Fig. 6. Positive correlation between JPH-2 and other dyad proteins

(A) Selected examples of linear regression between the proteins noted in the panels (normalized protein levels, as described for Fig. 5, plotted along Y-axis) and JPH-2 (X-axis). The probability values (of occurrence by chance) based on linear regression statistic are noted in the panels. (B) Pearson correlation coefficients are plotted against corresponding linear regression probability values for 17 proteins. KCNE2 is excluded. Cav1.2 and BIN-1 are uniquely highly correlated with JPH-2. The other 15 proteins fall along the dotted line with a negative slope.

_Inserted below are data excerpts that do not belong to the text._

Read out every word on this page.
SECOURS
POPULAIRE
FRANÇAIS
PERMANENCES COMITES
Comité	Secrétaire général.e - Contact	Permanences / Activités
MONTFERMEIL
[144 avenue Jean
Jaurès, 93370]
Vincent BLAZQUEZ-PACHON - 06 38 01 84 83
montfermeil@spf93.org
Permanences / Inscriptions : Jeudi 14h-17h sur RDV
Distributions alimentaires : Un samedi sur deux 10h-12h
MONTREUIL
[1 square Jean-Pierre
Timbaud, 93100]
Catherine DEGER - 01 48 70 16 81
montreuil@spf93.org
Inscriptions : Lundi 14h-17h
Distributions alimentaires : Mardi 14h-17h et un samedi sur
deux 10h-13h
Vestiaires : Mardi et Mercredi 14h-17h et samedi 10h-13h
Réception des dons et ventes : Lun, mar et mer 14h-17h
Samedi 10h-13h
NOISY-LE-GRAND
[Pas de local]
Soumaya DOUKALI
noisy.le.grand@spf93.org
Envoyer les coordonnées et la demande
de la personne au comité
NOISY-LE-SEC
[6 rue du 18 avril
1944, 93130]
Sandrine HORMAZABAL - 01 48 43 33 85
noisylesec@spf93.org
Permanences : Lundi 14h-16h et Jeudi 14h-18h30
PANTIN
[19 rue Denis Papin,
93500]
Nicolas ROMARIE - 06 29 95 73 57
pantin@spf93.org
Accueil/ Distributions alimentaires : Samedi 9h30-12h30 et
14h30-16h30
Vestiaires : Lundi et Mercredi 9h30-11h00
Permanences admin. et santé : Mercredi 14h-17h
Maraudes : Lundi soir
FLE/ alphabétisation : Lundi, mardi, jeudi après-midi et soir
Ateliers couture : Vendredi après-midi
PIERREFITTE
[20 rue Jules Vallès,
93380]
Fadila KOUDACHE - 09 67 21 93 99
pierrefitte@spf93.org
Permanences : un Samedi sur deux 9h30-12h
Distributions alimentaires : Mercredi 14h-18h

Fig. 7. Dyad proteins distribution patterns in CON and PVC myocytes

Each panel shows confocal images of fluorescence signals from the same CON (top) or PVC (bottom) myocyte, representing immunofluorescence signals detected by Abs raised in different hosts (Table S1) targeting proteins noted in the panels, or Alexa647-conjugated wheat germ agglutinin (WGA). Horizontal lines point to transverse striations of dyads or t-tubules. Asterisks mark lateral surfaces. Open arrows point to JPH2⁺ vesicles.

Fig. 8

Proposed mechanisms for the deterministic roles of JPH-1, BIN-1 and Cav1.2 in the progression of PVC- CM.